Ankara, Turkey - Turkish Prime Minister Tayyip Erdogan said on Tuesday his Islamist-rooted government would seek early national elections on either June 24 or July 1 to resolve a standoff with the country's secular elite.

Erdogan's decision set the stage for a test of wills at the polls with the secularists, including the military that had threatened to intervene in the standoff over a presidential vote and sees itself as the guarantor of Turkey's secular system.

The secularist opposition has been demanding early national elections but Erdogan's ruling AK Party, which has presided over nearly five years of robust economic growth, is widely expected to win. The standoff has rattled Turkey's financial markets.

The opposition's boycott of the presidential vote in parliament prompted Erdogan to seek early national elections because it left the AK Party short of the required quorum to get its candidate, Foreign Minister Abdullah Gul, elected.

"The parliamentary system has been blocked... We are urgently going to the people. Our people will make the best decisions," Erdogan told a televised news conference. Officials said the election date was likely to be decided on Wednesday.

In remarks apparently aimed at the military - his government has shown unprecedented defiance of the generals - he said: "In democracies there is no better way of making warnings (to the government) than ballot boxes."

The army has ousted four governments since 1960, the last in 1997 when it acted against a cabinet in which Gul served.

Erdogan, elected after years of weak coalition governments and corruption, also raised the stakes by saying he wanted to see the president elected in future by voters instead of parliament - a clear effort to identify with the people.

He said he had consulted electoral authorities about early elections on June 24 or July 1 and found they were viable. The polls were due to be held by November.

His government vowed to press on with a presidential vote in parliament on Thursday after the top court in the predominantly Muslim EU candidate country annulled the first round, but it appeared unlikely to win the necessary two-thirds majority.

The Constitutional Court set aside last week's first round after an appeal by the secularist opposition, which rejected Gul because of his Islamist past, that there was no quorum.

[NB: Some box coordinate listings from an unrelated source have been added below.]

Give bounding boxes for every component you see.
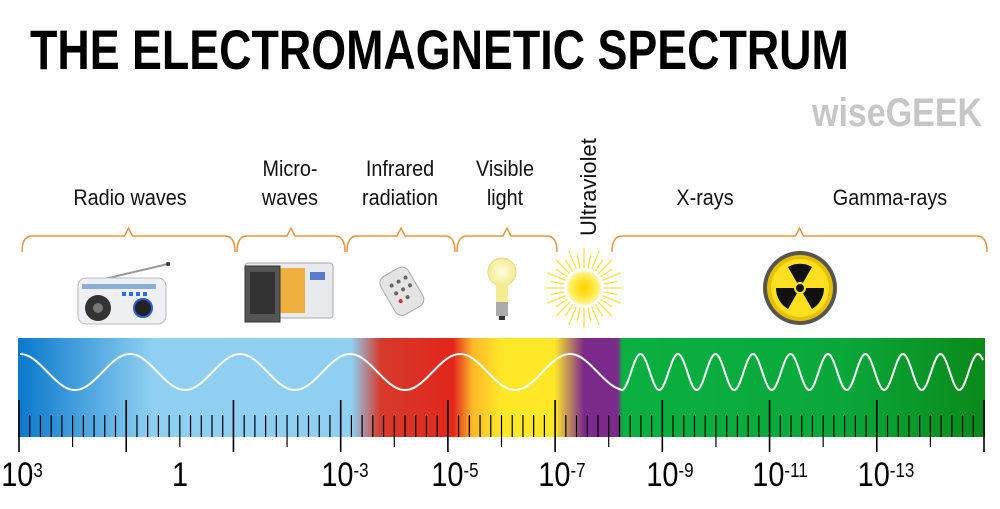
sun-ray xyxy=(576,254,581,269)
sun-ray xyxy=(564,259,574,272)
sun-ray xyxy=(555,259,571,275)
band-bracket xyxy=(346,226,456,253)
sun-ray xyxy=(576,307,581,322)
sun-ray xyxy=(546,295,566,304)
axis-label-10e-13: 10-13 xyxy=(857,456,915,494)
band-bracket xyxy=(21,226,236,253)
label-infrared-1: Infrared xyxy=(365,156,435,181)
sun-ray xyxy=(555,298,568,308)
watermark-logo: wiseGEEK xyxy=(812,91,983,135)
sun-ray xyxy=(546,272,566,281)
axis-label-10e-7: 10-7 xyxy=(538,456,586,494)
axis-label-1: 1 xyxy=(171,456,189,494)
axis-label-10e-9: 10-9 xyxy=(646,456,694,494)
sun-ray xyxy=(555,301,571,317)
band-bracket xyxy=(456,226,558,253)
page-title: THE ELECTROMAGNETIC SPECTRUM xyxy=(30,18,849,81)
sun-ray xyxy=(602,295,622,304)
label-microwaves-1: Micro- xyxy=(262,156,318,181)
light-bulb-icon xyxy=(487,257,517,320)
sun-ray xyxy=(600,268,613,278)
sun-ray xyxy=(602,272,622,281)
sun-ray xyxy=(594,304,604,317)
sun-ray xyxy=(568,306,577,326)
sun-ray xyxy=(591,306,600,326)
axis-label-10e-5: 10-5 xyxy=(431,456,479,494)
label-gamma-rays: Gamma-rays xyxy=(832,185,948,210)
band-bracket xyxy=(611,226,988,253)
sun-ray xyxy=(597,301,613,317)
sun-ray xyxy=(594,259,604,272)
label-visible-1: Visible xyxy=(476,156,534,181)
sun-ray xyxy=(564,304,574,317)
sun-ray xyxy=(600,298,613,308)
sun-ray xyxy=(587,254,592,269)
band-bracket xyxy=(236,226,346,253)
label-infrared-2: radiation xyxy=(362,185,438,210)
axis-label-10e3: 103 xyxy=(1,456,43,494)
sun-ray xyxy=(550,291,565,296)
radio-icon xyxy=(77,262,170,325)
label-visible-2: light xyxy=(486,185,524,210)
radiation-symbol-icon xyxy=(763,251,837,325)
band-brackets xyxy=(21,226,988,253)
sun-ray xyxy=(603,280,618,285)
label-radio-waves: Radio waves xyxy=(73,185,187,210)
remote-control-icon xyxy=(379,266,425,316)
sun-ray xyxy=(591,250,600,270)
label-microwaves-2: waves xyxy=(261,185,319,210)
axis-label-10e-3: 10-3 xyxy=(321,456,369,494)
label-x-rays: X-rays xyxy=(676,185,734,210)
wave-line xyxy=(20,352,984,392)
axis-label-10e-11: 10-11 xyxy=(752,456,808,494)
sun-ray xyxy=(587,307,592,322)
microwave-oven-icon xyxy=(244,262,334,323)
axis-ticks xyxy=(18,400,985,452)
sun-ray xyxy=(555,268,568,278)
sun-ray xyxy=(568,250,577,270)
sun-ray xyxy=(597,259,613,275)
sun-ray xyxy=(603,291,618,296)
sun-ray xyxy=(550,280,565,285)
sun-icon xyxy=(544,248,624,328)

Turkey's financial markets recorded their biggest falls in a year on Monday and the currency lost more ground on Tuesday, as concern grew about possible instability after an anti-government rally of up to one million on Sunday and the army's threat.

"I see Turkish markets will improve in the next few days with our positive steps in politics," said Erdogan.

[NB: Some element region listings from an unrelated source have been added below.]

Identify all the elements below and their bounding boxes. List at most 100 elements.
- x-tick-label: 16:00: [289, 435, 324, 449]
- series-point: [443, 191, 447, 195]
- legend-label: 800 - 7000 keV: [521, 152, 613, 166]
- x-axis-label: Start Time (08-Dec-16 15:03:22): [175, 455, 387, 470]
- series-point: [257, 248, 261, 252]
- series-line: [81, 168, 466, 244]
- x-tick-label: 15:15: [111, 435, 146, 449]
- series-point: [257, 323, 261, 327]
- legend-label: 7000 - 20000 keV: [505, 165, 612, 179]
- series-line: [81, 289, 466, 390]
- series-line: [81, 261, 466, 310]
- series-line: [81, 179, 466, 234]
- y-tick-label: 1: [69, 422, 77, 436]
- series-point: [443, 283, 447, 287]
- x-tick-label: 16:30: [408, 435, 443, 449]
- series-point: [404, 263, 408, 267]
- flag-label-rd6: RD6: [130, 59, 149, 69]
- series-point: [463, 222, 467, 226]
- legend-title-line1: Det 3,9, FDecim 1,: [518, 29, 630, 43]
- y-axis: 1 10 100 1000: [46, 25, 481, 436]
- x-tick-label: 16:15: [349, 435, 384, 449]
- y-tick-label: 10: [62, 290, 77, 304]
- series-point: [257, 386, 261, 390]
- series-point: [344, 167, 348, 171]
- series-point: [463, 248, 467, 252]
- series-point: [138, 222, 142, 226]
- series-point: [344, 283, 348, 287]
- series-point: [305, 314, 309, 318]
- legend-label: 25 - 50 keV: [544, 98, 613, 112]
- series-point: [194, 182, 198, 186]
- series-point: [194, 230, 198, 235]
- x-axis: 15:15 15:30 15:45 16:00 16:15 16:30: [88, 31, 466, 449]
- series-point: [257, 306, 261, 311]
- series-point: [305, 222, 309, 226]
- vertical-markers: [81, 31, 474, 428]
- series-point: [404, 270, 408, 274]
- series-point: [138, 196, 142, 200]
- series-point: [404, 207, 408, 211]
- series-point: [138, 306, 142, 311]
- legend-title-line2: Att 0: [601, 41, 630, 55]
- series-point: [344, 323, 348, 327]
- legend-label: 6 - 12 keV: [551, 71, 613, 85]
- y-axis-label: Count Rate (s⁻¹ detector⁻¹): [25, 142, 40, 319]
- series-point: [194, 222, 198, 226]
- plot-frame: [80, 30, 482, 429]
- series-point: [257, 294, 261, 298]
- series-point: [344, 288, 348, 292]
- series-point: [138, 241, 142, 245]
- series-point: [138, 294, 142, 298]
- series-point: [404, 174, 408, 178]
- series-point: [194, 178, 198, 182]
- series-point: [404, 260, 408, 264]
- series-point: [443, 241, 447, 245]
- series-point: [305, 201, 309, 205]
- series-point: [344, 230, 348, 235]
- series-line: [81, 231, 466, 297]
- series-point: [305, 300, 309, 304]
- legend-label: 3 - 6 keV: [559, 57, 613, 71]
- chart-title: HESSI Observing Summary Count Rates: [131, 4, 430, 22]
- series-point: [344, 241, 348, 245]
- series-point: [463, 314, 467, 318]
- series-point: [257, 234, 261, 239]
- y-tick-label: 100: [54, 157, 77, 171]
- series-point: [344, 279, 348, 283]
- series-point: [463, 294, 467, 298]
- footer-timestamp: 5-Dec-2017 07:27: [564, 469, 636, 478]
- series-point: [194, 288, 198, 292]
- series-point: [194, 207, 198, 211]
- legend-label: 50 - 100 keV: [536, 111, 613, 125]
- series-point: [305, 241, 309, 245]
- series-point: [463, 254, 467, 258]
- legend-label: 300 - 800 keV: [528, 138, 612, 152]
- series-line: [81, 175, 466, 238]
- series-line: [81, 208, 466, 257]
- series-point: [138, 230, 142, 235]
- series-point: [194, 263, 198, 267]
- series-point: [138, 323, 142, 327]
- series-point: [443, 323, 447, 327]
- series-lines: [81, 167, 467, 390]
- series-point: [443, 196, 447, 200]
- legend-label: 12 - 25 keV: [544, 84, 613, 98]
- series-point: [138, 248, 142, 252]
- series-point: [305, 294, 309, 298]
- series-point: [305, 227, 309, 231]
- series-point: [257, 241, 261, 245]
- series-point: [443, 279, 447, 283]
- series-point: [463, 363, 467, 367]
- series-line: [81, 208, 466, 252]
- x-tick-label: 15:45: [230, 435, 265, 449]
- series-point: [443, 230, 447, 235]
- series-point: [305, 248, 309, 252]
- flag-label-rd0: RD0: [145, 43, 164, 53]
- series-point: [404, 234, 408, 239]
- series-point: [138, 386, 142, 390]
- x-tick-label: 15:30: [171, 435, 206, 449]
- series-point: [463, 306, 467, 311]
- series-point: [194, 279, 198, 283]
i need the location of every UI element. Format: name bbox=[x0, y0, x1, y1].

"I told EU officials Turkey would return to a more democratic process with elections, and the democratic process in Turkey will successfully continue," he said.

Secularists suspect Erdogan and Gul, former Islamists whose wives wear the Muslim headscarf banned from state institutions, of wanting to break the separation of state and religion.

The two men reject the charge and point to their pro-Western record in office.

The Constitutional Court ruled not enough parliamentarians were present when the first round of the presidential vote was held in the 550-seat assembly. The government needed 367 legislators, or two-thirds of the chamber, to get Gul through the first round. The AK Party has 352 deputies.

The dispute stemmed from a divide between Turks who want to keep a strict separation of state and mosque and a growing more religiously minded class who have prospered under Erdogan and want a relaxation of curbs on religious symbols and expression.

The secular system was established by the founder of modern Turkey, Mustafa Kemal Ataturk, 84 years ago.

Earlier on Tuesday, riot police fired teargas and used water cannon to break up crowds of leftist May Day protesters in the largest city and business hub Istanbul but the violence was not directly linked to the presidential standoff.